Dear Driving for Dollars,
I've been leasing a car and have been very happy with it, so I plan to buy it when my lease ends in a few months. A representative from the company just called me to ask what I was going to do, and he said it would be to my benefit to end the car lease early and begin paying toward my purchase.
That makes me nervous, though. How do I know if that's the best decision?
It's common for dealers or manufacturers' reps to reach out to lessees a few months before their leases are due if they are trying to avoid a large number of leased cars returning to market or if they are trying to move slow-selling newer models. So, it doesn't raise my eyebrows that you got this call.
It certainly makes sense to investigate the offer further so you fully understand the implications. First, check your car-lease account online or call the company to see what your current buyout amount is. Your original lease agreement will have a buyout price listed for when the lease is up, but the fact is that you can buy out a car lease anytime.
Next, check to see what the car is worth using an online pricing site such as Edmunds.com or Kelley Blue Book. You may find that your buyout price is less or more than its current value.

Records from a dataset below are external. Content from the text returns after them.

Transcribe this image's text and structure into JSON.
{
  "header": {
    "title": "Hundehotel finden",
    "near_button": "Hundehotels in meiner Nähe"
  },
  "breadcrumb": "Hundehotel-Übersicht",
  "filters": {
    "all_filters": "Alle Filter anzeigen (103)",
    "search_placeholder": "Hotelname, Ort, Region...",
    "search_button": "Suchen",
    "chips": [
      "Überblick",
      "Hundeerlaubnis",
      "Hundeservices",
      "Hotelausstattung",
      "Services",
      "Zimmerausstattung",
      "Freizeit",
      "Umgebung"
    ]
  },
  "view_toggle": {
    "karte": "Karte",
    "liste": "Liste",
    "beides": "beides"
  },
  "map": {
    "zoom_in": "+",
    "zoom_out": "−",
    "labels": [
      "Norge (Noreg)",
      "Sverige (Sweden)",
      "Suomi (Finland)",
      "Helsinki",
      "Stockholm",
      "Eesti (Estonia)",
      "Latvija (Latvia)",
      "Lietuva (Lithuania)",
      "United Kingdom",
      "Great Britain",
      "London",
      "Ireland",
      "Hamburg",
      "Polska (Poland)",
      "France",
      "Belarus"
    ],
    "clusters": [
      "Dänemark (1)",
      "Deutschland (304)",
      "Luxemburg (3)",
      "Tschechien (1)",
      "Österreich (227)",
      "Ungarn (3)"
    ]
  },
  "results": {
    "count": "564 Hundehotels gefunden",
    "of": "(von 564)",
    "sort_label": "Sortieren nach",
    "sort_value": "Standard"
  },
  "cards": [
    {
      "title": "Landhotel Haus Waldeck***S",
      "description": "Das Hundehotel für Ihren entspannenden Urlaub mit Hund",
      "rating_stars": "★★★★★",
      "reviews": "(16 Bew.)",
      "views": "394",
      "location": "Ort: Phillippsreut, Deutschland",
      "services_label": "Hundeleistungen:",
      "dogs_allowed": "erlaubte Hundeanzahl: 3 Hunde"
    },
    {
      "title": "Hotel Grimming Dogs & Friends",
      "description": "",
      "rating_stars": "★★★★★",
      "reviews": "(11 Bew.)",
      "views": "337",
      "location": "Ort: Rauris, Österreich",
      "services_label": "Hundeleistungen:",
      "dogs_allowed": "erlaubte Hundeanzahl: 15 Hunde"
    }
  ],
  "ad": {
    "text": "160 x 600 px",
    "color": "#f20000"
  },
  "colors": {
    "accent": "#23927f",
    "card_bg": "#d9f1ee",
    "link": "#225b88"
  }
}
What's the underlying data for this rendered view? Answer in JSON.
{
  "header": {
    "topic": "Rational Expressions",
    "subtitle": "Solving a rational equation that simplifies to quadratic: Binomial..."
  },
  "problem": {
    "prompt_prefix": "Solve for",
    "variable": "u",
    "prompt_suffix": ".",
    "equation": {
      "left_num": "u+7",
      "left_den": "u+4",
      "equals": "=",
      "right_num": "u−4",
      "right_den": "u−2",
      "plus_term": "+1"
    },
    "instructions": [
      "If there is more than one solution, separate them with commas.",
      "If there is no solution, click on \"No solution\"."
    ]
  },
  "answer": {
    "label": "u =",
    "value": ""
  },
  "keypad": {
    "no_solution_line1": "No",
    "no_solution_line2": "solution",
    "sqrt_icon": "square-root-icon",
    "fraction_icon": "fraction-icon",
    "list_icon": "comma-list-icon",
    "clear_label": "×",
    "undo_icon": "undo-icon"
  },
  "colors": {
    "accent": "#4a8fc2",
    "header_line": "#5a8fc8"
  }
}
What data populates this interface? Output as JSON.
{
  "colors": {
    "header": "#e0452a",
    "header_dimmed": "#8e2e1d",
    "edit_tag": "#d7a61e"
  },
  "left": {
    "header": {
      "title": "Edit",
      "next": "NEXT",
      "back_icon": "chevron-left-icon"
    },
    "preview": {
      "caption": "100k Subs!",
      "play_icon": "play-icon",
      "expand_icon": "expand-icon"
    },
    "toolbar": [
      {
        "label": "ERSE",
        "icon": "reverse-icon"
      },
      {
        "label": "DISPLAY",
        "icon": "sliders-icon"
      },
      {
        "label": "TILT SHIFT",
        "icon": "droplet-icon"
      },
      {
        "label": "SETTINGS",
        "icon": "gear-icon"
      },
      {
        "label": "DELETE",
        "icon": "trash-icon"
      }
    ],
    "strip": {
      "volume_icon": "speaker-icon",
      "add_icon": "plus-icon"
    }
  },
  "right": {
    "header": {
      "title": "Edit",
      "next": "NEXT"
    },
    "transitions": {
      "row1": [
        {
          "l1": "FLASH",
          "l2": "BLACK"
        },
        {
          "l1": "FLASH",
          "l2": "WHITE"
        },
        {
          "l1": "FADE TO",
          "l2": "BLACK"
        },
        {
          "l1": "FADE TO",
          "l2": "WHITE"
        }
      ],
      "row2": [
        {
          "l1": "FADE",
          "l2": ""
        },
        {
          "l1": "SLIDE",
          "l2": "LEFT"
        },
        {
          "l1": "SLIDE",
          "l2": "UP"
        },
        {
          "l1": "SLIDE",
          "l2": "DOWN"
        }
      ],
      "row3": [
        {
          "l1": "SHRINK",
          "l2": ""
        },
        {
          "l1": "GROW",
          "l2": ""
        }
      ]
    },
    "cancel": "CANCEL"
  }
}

If your lease buyout price is less, then it shows you have equity in the car and purchasing it sooner would put you ahead of the game.
Be careful to check your car-lease agreement and the buyout offer for any fees associated with terminating the lease early. You also will want to make sure you are prepared to pay any extra fees, such as if you are over the mileage limit or for damage beyond typical wear and tear. You will need to pay these fees regardless, but you want to be prepared for them.
Finally, if you think you are ready to move forward with the buyout, investigate current car loan interest rates to determine what rate you qualify for before you agree to buy.
This will give you the opportunity to tune up your credit in the coming months if you need to before making your purchase.